In the current war effort, taxes that could reduce gasoline consumption—our enemies’ source of funds—are taboo, as are more drilling and nuclear power in this country. For most Americans, the Iraq fighting is an abstraction—like military service itself.

For six years this president, apparently unaware of the veto power, let his own party give away public money as if its elected officials were Democrats and worried about the war only when it threatened their reelection.

Blurring everything further, George W. Bush tells the country that Islam is a religion of peace. But Islam today too often is not a religion of peace or of compassion or of tolerance. For too many it is a dangerous metaphysical obsession drawn from tribal hatreds and medieval mysticism. Such believers do not thirst for freedom or democracy, and the last thing they envision is separation of church and state. On the contrary, they demand sharia, Muslim law, enforced by theocracy, as in Iran. And they don’t value lives of infidels. It has become difficult for the governing elites in this country—so fashionably secular—to understand motivations that are at root not rational or economic or political but religious and by fair measures evil.
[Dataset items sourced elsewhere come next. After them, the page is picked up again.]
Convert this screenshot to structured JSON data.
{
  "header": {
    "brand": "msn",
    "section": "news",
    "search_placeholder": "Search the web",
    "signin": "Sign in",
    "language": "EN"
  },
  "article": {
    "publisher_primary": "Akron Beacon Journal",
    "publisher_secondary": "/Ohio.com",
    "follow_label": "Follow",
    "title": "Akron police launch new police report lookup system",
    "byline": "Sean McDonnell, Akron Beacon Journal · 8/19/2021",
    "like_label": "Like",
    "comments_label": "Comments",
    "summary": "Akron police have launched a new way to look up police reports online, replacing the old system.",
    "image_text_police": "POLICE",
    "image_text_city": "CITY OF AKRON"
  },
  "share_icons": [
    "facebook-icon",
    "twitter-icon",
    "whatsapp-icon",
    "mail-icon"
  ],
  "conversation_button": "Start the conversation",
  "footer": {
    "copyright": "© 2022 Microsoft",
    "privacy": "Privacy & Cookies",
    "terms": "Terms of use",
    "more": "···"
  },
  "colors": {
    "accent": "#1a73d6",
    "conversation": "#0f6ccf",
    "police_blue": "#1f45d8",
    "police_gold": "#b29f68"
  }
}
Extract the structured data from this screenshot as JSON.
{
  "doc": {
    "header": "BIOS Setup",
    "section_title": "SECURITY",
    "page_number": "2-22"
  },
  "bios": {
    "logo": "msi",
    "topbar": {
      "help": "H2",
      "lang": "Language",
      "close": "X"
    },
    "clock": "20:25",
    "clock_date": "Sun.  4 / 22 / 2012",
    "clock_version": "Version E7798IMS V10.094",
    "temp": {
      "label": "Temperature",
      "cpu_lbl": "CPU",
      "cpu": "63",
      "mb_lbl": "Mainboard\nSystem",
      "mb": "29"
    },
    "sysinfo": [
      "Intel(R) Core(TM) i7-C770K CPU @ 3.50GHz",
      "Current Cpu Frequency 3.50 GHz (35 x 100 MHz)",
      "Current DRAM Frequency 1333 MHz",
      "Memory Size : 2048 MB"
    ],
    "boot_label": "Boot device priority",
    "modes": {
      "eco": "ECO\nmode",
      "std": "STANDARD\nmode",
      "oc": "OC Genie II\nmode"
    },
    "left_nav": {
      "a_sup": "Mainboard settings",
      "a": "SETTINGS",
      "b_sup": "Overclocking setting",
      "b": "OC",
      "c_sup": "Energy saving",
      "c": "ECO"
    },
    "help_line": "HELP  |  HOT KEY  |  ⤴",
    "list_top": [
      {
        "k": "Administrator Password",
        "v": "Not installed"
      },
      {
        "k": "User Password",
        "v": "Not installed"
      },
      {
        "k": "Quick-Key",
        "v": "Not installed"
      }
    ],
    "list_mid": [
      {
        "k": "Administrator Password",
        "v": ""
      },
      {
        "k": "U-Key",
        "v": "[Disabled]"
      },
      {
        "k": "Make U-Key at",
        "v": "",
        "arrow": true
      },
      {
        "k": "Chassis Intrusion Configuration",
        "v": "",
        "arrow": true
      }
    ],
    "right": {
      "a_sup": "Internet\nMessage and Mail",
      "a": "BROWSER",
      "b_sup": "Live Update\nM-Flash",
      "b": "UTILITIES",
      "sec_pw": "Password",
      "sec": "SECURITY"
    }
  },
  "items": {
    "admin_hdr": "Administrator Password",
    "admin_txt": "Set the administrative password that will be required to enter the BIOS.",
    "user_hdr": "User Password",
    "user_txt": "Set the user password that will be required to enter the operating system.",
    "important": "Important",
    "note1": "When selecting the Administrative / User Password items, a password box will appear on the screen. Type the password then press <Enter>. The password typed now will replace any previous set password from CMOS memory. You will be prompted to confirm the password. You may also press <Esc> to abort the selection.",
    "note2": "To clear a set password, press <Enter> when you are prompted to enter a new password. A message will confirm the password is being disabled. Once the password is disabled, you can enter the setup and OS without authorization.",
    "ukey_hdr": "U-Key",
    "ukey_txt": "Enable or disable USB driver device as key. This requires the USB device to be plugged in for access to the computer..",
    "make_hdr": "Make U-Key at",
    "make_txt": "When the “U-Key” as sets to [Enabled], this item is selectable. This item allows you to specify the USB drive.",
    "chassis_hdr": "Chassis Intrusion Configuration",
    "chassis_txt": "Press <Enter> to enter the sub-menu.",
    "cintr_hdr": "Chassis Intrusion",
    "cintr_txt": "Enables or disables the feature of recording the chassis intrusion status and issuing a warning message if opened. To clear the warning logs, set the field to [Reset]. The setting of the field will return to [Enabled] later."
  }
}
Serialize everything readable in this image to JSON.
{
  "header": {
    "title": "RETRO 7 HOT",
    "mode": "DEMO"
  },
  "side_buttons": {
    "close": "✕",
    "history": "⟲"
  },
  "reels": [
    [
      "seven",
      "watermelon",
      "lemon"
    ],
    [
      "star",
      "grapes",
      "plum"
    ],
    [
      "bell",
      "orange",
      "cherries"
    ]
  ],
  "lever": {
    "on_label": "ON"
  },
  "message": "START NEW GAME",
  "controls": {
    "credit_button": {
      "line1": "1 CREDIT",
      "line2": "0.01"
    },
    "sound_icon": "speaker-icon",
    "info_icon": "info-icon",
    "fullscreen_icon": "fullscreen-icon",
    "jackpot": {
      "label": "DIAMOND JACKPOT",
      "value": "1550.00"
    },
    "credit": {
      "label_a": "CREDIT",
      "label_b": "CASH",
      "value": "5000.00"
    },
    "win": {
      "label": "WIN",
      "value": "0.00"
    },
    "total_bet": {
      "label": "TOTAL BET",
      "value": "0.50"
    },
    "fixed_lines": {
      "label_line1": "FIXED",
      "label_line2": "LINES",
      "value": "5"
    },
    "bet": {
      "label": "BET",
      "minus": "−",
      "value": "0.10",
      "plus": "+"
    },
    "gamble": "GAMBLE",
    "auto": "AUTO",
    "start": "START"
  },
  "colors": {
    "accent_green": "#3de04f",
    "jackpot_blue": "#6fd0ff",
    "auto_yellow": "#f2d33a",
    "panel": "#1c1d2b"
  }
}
Bush exults about democracy. But bringing democracy to people who may not crave it will not inspire Americans to sacrifice. He has needed to explain why substantial armed forces and intelligence capabilities are needed to keep North America from being attacked. But the message has been garbled. The big mistake was not in going into Iraq but in Bush’s mismatch of ends, effort, and rhetoric.

It is no pleasure to pile on a president whose strategic goals are basically correct and whose political opponents offer only a future far worse. But Bush will be gone in a year and a half, and his personal management shortcomings should not blind Americans to the real choice.

Our cities are in greater danger of nuclear attack today than at any time in our lifetimes. What the country will need is not a repudiation of the Bush administration but a leader who can do a better job of directing the government and mobilizing the country for a future filled with danger.